As the spell took effect, the dragon began to deflate, became flat, like a piece of cloth cut from the night sky. Then the strange cloth shaped itself and flowed like oil, running across the ground until it brushed Nura’s heel.

As the spell finished, the dragon became Nura’s shadow, moving alongside her unnoticed as she approached the gate. The guards stopped her, of course, but they were not overly alarmed, as she made it clear to them she was alone and carried no weapons. The mage on the parapet could find nothing untoward about her. The dragon’s magic blocked the humans’ pathetic attempts to scry beyond her Ergothian facade.

She was ushered in to see the commander, whose name she’d learned from the Knight of Neraka she’d caught days ago. She was announced as a comely gift from a local warlord. Her sexy appearance had been enhanced with a suggestive spell for good measure. She was taken to the commander’s chambers. There she silently killed him, minutes after the door closed—and minutes after the shadow dragon wormed from the man’s mind how to slip into the vaults below.

It was almost too easy. On another night, Nura might have tripped a glyph or other magical alarm just so she could have the fun of battling some of the keep’s forces, but fun would have to wait for a more propitious time. Tonight it was important to get what they came for and leave without incident.

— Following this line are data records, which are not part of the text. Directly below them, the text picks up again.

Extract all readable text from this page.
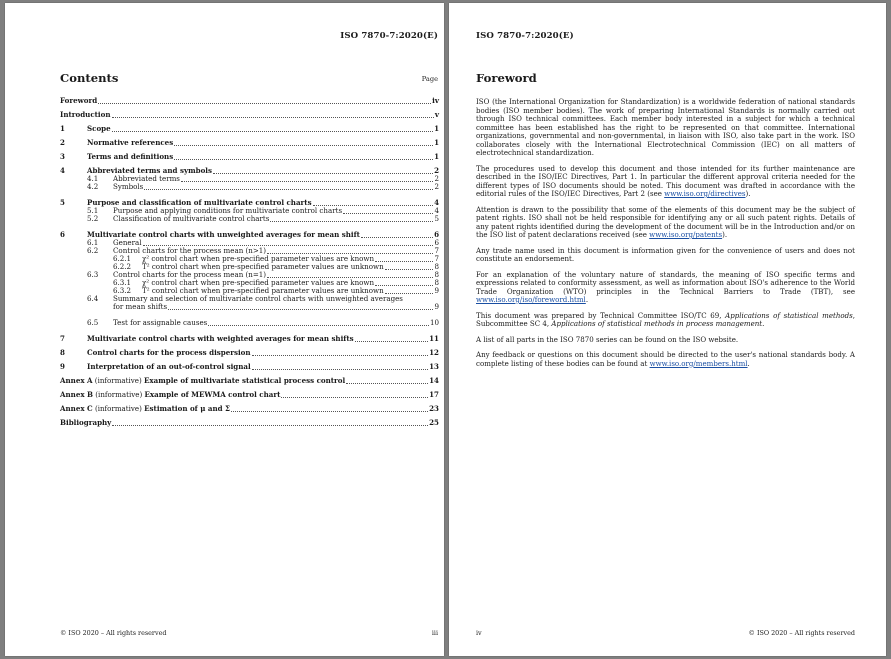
ISO 7870-7:2020(E)
Contents	Page
Foreword	iv
Introduction	v
1	Scope	1
2	Normative references	1
3	Terms and definitions	1
4	Abbreviated terms and symbols	2
4.1	Abbreviated terms	2
4.2	Symbols	2
5	Purpose and classification of multivariate control charts	4
5.1	Purpose and applying conditions for multivariate control charts	4
5.2	Classification of multivariate control charts	5
6	Multivariate control charts with unweighted averages for mean shift	6
6.1	General	6
6.2	Control charts for the process mean (n>1)	7
6.2.1	χ² control chart when pre-specified parameter values are known	7
6.2.2	T² control chart when pre-specified parameter values are unknown	8
6.3	Control charts for the process mean (n=1)	8
6.3.1	χ² control chart when pre-specified parameter values are known	8
6.3.2	T² control chart when pre-specified parameter values are unknown	9
6.4	Summary and selection of multivariate control charts with unweighted averages
for mean shifts	9
6.5	Test for assignable causes	10
7	Multivariate control charts with weighted averages for mean shifts	11
8	Control charts for the process dispersion	12
9	Interpretation of an out-of-control signal	13
Annex A (informative) Example of multivariate statistical process control	14
Annex B (informative) Example of MEWMA control chart	17
Annex C (informative) Estimation of μ and Σ	23
Bibliography	25
© ISO 2020 – All rights reserved	iii
ISO 7870-7:2020(E)
Foreword

ISO (the International Organization for Standardization) is a worldwide federation of national standards bodies (ISO member bodies). The work of preparing International Standards is normally carried out through ISO technical committees. Each member body interested in a subject for which a technical committee has been established has the right to be represented on that committee. International organizations, governmental and non-governmental, in liaison with ISO, also take part in the work. ISO collaborates closely with the International Electrotechnical Commission (IEC) on all matters of electrotechnical standardization.

The procedures used to develop this document and those intended for its further maintenance are described in the ISO/IEC Directives, Part 1. In particular the different approval criteria needed for the different types of ISO documents should be noted. This document was drafted in accordance with the editorial rules of the ISO/IEC Directives, Part 2 (see www.iso.org/directives).

Attention is drawn to the possibility that some of the elements of this document may be the subject of patent rights. ISO shall not be held responsible for identifying any or all such patent rights. Details of any patent rights identified during the development of the document will be in the Introduction and/or on the ISO list of patent declarations received (see www.iso.org/patents).

Any trade name used in this document is information given for the convenience of users and does not constitute an endorsement.

For an explanation of the voluntary nature of standards, the meaning of ISO specific terms and expressions related to conformity assessment, as well as information about ISO's adherence to the World Trade Organization (WTO) principles in the Technical Barriers to Trade (TBT), see www.iso.org/iso/foreword.html.

This document was prepared by Technical Committee ISO/TC 69, Applications of statistical methods, Subcommittee SC 4, Applications of statistical methods in process management.

A list of all parts in the ISO 7870 series can be found on the ISO website.

Any feedback or questions on this document should be directed to the user's national standards body. A complete listing of these bodies can be found at www.iso.org/members.html.

iv	© ISO 2020 – All rights reserved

She gathered the pick of the lot, concentrating on those items that were small and concentrated in energy and felt to her touch to have the most arcane magic in them. Mostly these were rings and other bits of jewelry that she could fasten to herself. She found an exquisite leather backpack—itself cleverly enchanted—and filled it with magical goblets and daggers, one of which contained a spell that burned her fingers; collars and a stunted candle holder; boxes of incense and small vials filled with swirling multicolored oils. She and her shadow passed over items overly large or with too little enchantment to be of value.

They left without ceremony. Nura called upon a simple spell of her own to transport her and her shadow dozens of yards safely away from the keep. Nura was so giddy from her unusual escapade with the shadow dragon, that she vowed to find another such stronghold as soon as possible to share another shadow spell.

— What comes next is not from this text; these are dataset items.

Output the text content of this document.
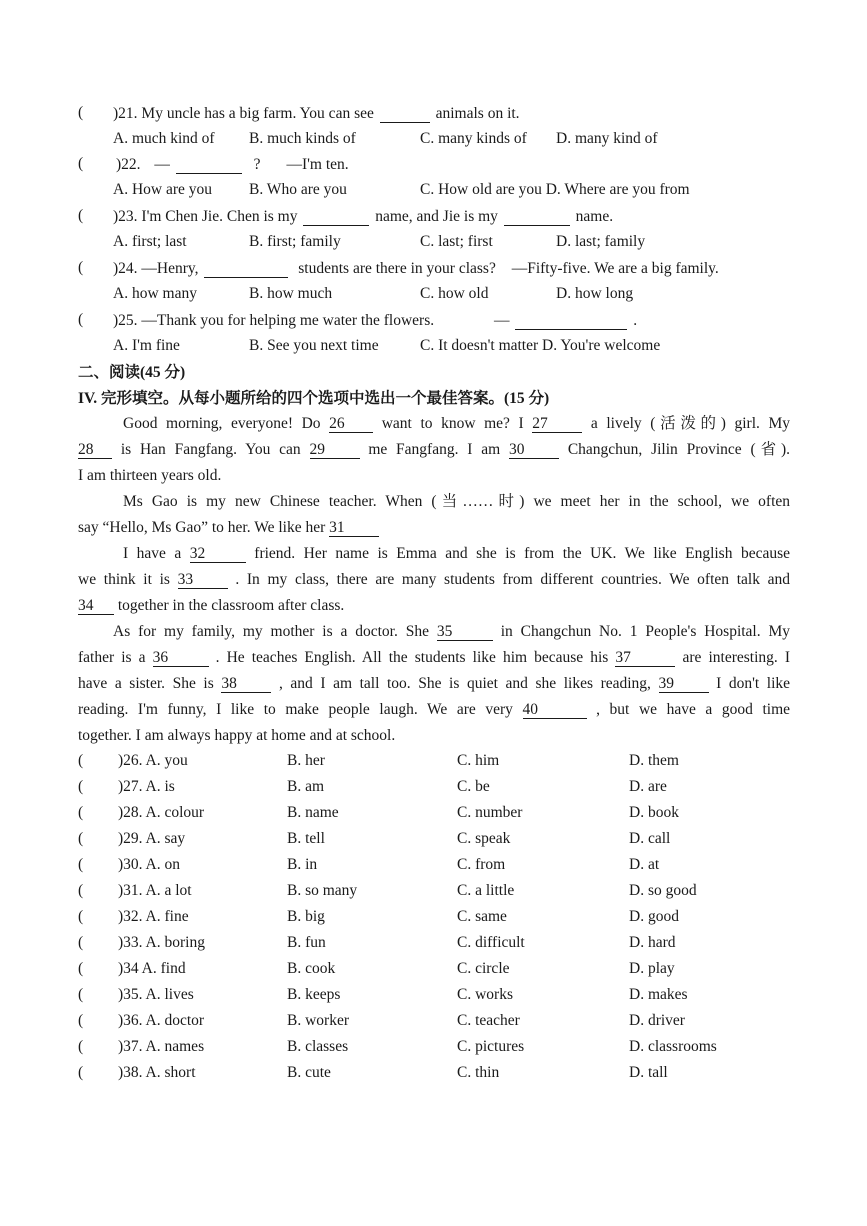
( )21. My uncle has a big farm. You can see	animals on it.
A. much kind of B. much kinds of	C. many kinds of D. many kind of
( )22. —	? —I'm ten.
A. How are you B. Who are you	C. How old are you D. Where are you from
( )23. I'm Chen Jie. Chen is my	name, and Jie is my	name.
A. first; last	B. first; family	C. last; first	D. last; family
( )24. —Henry,	students are there in your class? —Fifty-five. We are a big family.
A. how many	B. how much	C. how old	D. how long
( )25. —Thank you for helping me water the flowers.	—	.
A. I'm fine	B. See you next time	C. It doesn't matter D. You're welcome
二、阅读(45 分)
IV. 完形填空。从每小题所给的四个选项中选出一个最佳答案。(15 分)
Good morning, everyone! Do 26 want to know me? I 27	a lively (活泼的) girl. My
28 is Han Fangfang. You can 29	me Fangfang. I am 30	Changchun, Jilin Province (省).
I am thirteen years old.
Ms Gao is my new Chinese teacher. When (当……时) we meet her in the school, we often
say “Hello, Ms Gao” to her. We like her 31
I have a 32	friend. Her name is Emma and she is from the UK. We like English because
we think it is 33	. In my class, there are many students from different countries. We often talk and
34 together in the classroom after class.
As for my family, my mother is a doctor. She 35	in Changchun No. 1 People's Hospital. My
father is a 36	. He teaches English. All the students like him because his 37	are interesting. I
have a sister. She is 38	, and I am tall too. She is quiet and she likes reading, 39	I don't like
reading. I'm funny, I like to make people laugh. We are very 40	, but we have a good time
together. I am always happy at home and at school.
( )26. A. you	B. her	C. him	D. them
( )27. A. is	B. am	C. be	D. are
( )28. A. colour	B. name	C. number	D. book
( )29. A. say	B. tell	C. speak	D. call
( )30. A. on	B. in	C. from	D. at
( )31. A. a lot	B. so many	C. a little	D. so good
( )32. A. fine	B. big	C. same	D. good
( )33. A. boring	B. fun	C. difficult	D. hard
( )34 A. find	B. cook	C. circle	D. play
( )35. A. lives	B. keeps	C. works	D. makes
( )36. A. doctor	B. worker	C. teacher	D. driver
( )37. A. names	B. classes	C. pictures	D. classrooms
( )38. A. short	B. cute	C. thin	D. tall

“And Dhamon Grimwulf thought he was such a good thief!” she exclaimed, as she climbed upon the shadow dragon’s back and gripped his neck.

“Dhamon must be kept safe,” the shadow dragon reminded her, as he leapt into the night sky and headed back to his new lair. “He is searching for us even now, Nura Bint-Drax. Find him first and make sure no harm comes to him. Indeed every day I feel more strongly that he is the one. He is my last chance.”